Monday, October 31, 2011

Don't put me through another "stress" interview, please!

OK, my hands are shaking as I write this. Bobs of sweat are forming on my temples. Are they bobs or globs? I don't know - I'm nervous. Just talking about stress interviews makes me crazy.

As a journalist, I've been through some stressful interviews, but always sail through because I'm on the proper side of the discussion. I am asking the questions. The stress comes because:

a) a PR has decided to get on the phone with us and thereby direct the interview (or try to) or
b) some bigshot has decided to put me on speaker (happens fifty percent of the time) and when I ask to be taken off, acts like I have a hearing disorder or
c) someone has decided he doesn't really want to answer any questions so much as suggest how I should write the story.
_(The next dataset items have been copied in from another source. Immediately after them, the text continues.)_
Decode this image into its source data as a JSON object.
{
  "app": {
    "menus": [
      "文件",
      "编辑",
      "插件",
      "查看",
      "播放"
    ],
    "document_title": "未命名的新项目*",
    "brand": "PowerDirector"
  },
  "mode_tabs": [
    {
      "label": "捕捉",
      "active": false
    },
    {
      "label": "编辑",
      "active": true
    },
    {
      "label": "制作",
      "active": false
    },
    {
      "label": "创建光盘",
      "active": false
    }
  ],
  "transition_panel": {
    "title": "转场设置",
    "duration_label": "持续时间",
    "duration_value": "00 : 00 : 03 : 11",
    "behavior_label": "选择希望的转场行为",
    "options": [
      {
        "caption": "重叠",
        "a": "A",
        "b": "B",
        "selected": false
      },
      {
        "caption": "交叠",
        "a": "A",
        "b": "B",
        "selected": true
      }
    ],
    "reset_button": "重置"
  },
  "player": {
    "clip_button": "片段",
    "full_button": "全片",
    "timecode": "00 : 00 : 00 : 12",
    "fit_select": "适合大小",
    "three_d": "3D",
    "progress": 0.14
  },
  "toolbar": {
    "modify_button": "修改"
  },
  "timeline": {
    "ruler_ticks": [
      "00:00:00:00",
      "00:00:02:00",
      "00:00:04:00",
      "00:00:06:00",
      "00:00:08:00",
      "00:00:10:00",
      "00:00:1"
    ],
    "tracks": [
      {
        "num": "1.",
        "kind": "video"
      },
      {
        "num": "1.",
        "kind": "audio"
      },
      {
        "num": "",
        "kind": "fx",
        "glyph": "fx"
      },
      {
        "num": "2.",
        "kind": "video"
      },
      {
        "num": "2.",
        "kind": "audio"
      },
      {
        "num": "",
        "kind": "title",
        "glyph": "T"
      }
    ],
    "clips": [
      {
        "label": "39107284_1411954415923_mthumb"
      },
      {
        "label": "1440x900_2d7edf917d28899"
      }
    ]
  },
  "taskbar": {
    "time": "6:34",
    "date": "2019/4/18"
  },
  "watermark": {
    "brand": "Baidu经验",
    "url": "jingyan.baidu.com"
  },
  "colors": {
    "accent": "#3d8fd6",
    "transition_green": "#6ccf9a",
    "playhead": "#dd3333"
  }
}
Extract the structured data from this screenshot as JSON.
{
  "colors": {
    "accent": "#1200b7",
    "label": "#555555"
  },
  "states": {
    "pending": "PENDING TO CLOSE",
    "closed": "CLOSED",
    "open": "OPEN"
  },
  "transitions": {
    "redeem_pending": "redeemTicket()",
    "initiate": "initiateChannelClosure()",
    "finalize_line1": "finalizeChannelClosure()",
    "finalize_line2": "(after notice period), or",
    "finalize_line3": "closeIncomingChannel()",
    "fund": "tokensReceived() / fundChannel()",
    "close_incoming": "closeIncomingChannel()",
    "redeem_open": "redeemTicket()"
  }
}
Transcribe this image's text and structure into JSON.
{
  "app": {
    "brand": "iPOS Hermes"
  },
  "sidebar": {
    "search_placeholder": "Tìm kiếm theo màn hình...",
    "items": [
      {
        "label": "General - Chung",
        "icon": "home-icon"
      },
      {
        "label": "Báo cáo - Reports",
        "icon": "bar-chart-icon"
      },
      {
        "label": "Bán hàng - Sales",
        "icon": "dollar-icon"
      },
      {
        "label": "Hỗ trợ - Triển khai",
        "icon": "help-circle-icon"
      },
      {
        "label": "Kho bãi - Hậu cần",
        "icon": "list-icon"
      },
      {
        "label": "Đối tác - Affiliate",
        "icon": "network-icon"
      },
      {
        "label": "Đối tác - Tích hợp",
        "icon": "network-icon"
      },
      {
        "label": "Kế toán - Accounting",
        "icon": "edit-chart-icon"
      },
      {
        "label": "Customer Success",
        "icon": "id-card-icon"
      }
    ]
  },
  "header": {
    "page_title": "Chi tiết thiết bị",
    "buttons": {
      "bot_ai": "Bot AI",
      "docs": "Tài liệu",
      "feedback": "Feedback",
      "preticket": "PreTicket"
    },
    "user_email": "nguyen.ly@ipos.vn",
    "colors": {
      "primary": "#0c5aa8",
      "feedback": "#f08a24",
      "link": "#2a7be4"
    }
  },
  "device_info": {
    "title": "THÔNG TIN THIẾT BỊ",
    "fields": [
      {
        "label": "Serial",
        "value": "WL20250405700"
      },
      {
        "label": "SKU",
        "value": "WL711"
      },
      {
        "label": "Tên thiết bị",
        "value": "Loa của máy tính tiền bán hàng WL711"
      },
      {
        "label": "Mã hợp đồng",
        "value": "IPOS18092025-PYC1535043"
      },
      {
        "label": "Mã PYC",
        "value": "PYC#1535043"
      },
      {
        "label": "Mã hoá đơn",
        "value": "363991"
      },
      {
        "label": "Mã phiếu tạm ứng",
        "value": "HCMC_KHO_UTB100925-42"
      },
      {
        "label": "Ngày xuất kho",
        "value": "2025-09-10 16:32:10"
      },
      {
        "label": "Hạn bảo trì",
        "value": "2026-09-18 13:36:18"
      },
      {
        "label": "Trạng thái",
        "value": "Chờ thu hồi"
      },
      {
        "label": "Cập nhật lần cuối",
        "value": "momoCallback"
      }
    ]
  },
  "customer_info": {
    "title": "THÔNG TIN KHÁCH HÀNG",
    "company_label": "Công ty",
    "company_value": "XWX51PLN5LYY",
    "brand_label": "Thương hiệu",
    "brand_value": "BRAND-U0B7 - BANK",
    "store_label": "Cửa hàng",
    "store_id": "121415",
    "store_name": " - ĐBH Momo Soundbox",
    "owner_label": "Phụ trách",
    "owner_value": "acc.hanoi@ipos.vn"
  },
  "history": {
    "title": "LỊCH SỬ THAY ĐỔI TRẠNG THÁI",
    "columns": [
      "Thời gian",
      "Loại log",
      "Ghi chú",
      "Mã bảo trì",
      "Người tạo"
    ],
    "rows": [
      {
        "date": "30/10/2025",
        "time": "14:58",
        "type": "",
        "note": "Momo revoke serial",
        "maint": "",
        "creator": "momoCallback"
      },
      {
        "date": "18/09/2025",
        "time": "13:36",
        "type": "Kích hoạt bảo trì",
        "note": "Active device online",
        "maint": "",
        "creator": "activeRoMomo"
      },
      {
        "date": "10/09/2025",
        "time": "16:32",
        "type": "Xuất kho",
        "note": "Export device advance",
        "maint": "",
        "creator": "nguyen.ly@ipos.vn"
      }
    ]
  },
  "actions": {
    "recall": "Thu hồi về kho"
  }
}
So given all of the preceding stressful situations you'd think I'd be equipped to just show up at some suit's office, look pretty, calm, collected (what am I collecting? armpit sweat?) and sell myself.

But I'm no Martha Stewart or the late Steve Jobs. I can get up in front of a crowd and sell them on the need to clean up the gulf or stop pouring Corexit into the water, but I can't sit or stand for forty-five minutes with the radar on my person. I-AM-NOT-COMFORTABLE-TALKING-ABOUT-MYSELF.

Is this really such a unique "problem" for journalists? I actually think it's normal, because after all most of us became writers because of our other deficits (social skills). If we were great at grabbing the spotlight, we'd be game show hosts or used car salesmen. We would not be interviewing CEOs about why their 88th attempt to make a decent PC failed, despite the ads in top technology magazines stating otherwise. We would not be gravatating toward a job where ruminating over the word "pedantic" versus "wordy" for a solid hour at 9 pm in Lower Manhattan is considered a job perk.

So please, please, job interviewers of New York hear me now. I am a good, solid, hardworking and dependable journalist. You called me into your office because you liked my clips. Do not expect me to be that person you envision when I start to speak. If I was a speaker, after all, I would not be a writer.